There is one more twist, the one that genuinely surprises physicists when they meet it for the first time. Most of the mass of ordinary matter is not the mass of the particles that ordinary matter is made of. Take a single proton. A proton is a bound state of three valence quarks, two up quarks and one down quark, held together by an arrangement of gluons exchanging color charge inside the proton’s tiny volume. The up quark has a rest mass of about 2.2 MeV/c², the down quark about 4.7 MeV/c². Add the three together and you get about 9.4 MeV/c². The proton, by experiment, has a rest mass of 938 MeV/c². The arithmetic is off by a factor of a hundred. Where do the other 929 MeV come from?
They come from energy. The gluon field inside the proton is a roiling, self-interacting tangle of color charge that carries enormous energy per unit volume. That energy, by the same equation Einstein wrote in 1905, contributes to the rest mass of the bound system. About 99 percent of the mass of any proton you weigh, including every proton in your body, is gluon-field energy, not the bare rest mass of the quarks that sit inside it. The Higgs mechanism, which gives the bare quarks their few-MeV masses, is essentially a footnote to the proton. The proton is mostly a glowing knot of binding energy. You are made of protons.

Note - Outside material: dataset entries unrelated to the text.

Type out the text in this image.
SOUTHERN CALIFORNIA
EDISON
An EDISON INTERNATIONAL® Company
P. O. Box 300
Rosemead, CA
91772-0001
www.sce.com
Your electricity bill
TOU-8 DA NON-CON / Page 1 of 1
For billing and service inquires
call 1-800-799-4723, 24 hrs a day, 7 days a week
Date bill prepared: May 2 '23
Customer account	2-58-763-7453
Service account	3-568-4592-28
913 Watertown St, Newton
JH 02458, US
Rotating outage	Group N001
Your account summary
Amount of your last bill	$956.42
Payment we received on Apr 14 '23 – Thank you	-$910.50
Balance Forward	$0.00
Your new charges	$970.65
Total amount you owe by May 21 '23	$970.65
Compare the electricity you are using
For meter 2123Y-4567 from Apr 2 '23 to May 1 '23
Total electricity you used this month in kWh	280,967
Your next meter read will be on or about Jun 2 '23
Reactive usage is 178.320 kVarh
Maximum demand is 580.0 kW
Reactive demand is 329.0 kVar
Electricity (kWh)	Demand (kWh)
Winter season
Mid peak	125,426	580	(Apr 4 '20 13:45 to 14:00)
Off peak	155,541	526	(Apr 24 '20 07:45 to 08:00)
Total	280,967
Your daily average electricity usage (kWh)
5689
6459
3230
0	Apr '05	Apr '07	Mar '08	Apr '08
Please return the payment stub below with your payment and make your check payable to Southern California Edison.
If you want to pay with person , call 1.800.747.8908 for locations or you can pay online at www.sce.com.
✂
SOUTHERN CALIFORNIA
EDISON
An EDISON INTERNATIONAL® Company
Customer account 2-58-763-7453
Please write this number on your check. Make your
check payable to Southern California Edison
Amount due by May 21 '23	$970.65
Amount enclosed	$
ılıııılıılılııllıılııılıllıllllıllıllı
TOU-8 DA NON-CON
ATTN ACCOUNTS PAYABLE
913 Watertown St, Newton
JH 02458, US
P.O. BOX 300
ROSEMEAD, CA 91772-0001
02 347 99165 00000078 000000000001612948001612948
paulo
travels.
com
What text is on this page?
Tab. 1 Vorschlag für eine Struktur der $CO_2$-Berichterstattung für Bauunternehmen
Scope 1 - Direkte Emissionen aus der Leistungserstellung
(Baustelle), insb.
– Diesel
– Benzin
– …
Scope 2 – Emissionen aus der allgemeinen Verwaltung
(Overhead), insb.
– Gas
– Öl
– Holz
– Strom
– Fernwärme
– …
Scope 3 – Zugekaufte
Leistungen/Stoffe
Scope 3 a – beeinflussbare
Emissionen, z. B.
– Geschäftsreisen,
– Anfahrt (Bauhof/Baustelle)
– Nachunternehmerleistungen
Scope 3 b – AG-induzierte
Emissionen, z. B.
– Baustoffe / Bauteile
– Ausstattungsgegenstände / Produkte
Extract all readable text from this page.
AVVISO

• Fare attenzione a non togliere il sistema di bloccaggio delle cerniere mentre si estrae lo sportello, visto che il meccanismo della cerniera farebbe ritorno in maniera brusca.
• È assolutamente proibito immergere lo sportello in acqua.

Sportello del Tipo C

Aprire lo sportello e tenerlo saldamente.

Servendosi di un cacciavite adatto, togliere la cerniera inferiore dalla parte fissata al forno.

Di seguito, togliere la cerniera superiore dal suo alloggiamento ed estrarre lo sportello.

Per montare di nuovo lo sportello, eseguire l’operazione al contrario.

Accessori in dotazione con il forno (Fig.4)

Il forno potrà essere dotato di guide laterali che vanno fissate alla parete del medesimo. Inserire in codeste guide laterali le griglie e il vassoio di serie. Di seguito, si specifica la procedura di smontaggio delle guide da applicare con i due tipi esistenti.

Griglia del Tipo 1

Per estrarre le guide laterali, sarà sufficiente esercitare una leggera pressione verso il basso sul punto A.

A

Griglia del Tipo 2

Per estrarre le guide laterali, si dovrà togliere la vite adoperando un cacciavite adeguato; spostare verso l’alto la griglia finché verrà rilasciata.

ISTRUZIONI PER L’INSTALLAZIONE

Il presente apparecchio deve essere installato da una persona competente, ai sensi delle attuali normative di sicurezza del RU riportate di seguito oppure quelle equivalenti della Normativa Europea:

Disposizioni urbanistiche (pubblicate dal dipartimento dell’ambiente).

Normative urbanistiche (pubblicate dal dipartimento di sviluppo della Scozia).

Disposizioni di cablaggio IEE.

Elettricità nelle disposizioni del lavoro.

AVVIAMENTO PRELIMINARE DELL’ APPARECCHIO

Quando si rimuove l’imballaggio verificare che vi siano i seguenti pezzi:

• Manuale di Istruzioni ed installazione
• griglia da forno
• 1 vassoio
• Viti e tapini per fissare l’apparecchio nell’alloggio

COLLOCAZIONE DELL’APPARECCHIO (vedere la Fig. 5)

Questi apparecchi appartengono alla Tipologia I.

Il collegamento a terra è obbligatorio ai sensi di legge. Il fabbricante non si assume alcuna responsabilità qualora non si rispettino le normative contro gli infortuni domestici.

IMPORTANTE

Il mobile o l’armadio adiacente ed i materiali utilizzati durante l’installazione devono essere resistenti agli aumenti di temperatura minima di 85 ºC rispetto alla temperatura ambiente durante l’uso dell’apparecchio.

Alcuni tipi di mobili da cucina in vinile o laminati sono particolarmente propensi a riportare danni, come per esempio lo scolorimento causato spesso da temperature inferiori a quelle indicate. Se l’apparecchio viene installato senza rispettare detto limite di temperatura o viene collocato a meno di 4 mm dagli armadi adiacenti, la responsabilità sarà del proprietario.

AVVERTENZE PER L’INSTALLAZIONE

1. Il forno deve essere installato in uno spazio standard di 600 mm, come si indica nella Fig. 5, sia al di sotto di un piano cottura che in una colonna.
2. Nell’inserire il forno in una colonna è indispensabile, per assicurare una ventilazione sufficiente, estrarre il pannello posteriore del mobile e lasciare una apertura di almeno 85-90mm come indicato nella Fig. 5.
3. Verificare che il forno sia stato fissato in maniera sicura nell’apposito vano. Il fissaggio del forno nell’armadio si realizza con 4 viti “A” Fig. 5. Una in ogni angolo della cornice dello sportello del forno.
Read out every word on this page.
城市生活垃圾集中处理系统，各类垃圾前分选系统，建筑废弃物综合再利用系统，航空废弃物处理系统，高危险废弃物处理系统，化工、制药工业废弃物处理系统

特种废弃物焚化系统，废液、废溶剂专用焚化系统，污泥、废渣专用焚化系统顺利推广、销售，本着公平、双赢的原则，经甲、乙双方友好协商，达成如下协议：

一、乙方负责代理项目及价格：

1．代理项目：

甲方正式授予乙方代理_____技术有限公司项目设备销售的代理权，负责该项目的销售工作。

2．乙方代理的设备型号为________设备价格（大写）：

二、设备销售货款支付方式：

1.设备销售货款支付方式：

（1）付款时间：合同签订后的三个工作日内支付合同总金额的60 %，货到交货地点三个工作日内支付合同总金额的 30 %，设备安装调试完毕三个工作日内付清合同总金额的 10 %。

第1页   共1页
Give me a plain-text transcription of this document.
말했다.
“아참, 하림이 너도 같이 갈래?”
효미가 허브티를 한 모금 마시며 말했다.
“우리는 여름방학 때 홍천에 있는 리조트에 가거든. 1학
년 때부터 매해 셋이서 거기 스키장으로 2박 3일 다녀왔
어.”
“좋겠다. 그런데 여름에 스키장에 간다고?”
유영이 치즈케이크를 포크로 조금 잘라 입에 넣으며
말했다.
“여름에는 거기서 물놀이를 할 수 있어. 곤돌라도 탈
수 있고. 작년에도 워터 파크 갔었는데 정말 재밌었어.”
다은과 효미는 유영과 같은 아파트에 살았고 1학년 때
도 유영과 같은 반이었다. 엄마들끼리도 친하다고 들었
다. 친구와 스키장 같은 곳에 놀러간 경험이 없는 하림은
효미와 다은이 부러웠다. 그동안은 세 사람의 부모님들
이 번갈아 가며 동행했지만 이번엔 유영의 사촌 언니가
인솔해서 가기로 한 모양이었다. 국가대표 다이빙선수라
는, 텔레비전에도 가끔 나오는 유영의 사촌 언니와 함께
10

You are, mostly, a slow boil of binding energy in a temporary configuration, and the configuration carries inertia because the energy carries inertia.
We started this chapter with a four-page postscript from a patent clerk in Bern. We end it with a confession that most of what you weigh is not matter but field energy, and that the equation tying the two together has paid for every kilowatt of nuclear power humans have ever extracted and every gram of new particle ever conjured into existence inside a collider. The same single relation describes a uranium nucleus splitting in 1938, the photon coming off when a positron annihilates with an electron in a hospital PET scanner, the Higgs boson appearing for a femtosecond in a CMS detector under the Swiss Alps, and the dark mass of every proton in every star.
Inertia, the property a child first notices when she pushes a wagon and finds that it resists, is just energy in another costume. Einstein saw that in the autumn of 1905 in a small office above a Bern post office and put it on three pages. Meitner saw what it meant in the snow at Kungalv in 1938 and put it on the back of an envelope. The rest of the twentieth century, and the whole of contemporary particle physics, are footnotes to those two short calculations. Next we ask why some particles, the neutrinos, are unaccountably light, and what that smallness tells us about what is hiding above the energy scales we can yet reach.
Mass is energy in a bound configuration. That sentence sets the agenda for the rest of this phase. The next chapter asks the converse question: why is one family of particles, the neutrinos, so light that their mass eluded measurement for fifty years, and what does that tell us about the structure of the world above the energies we can yet build?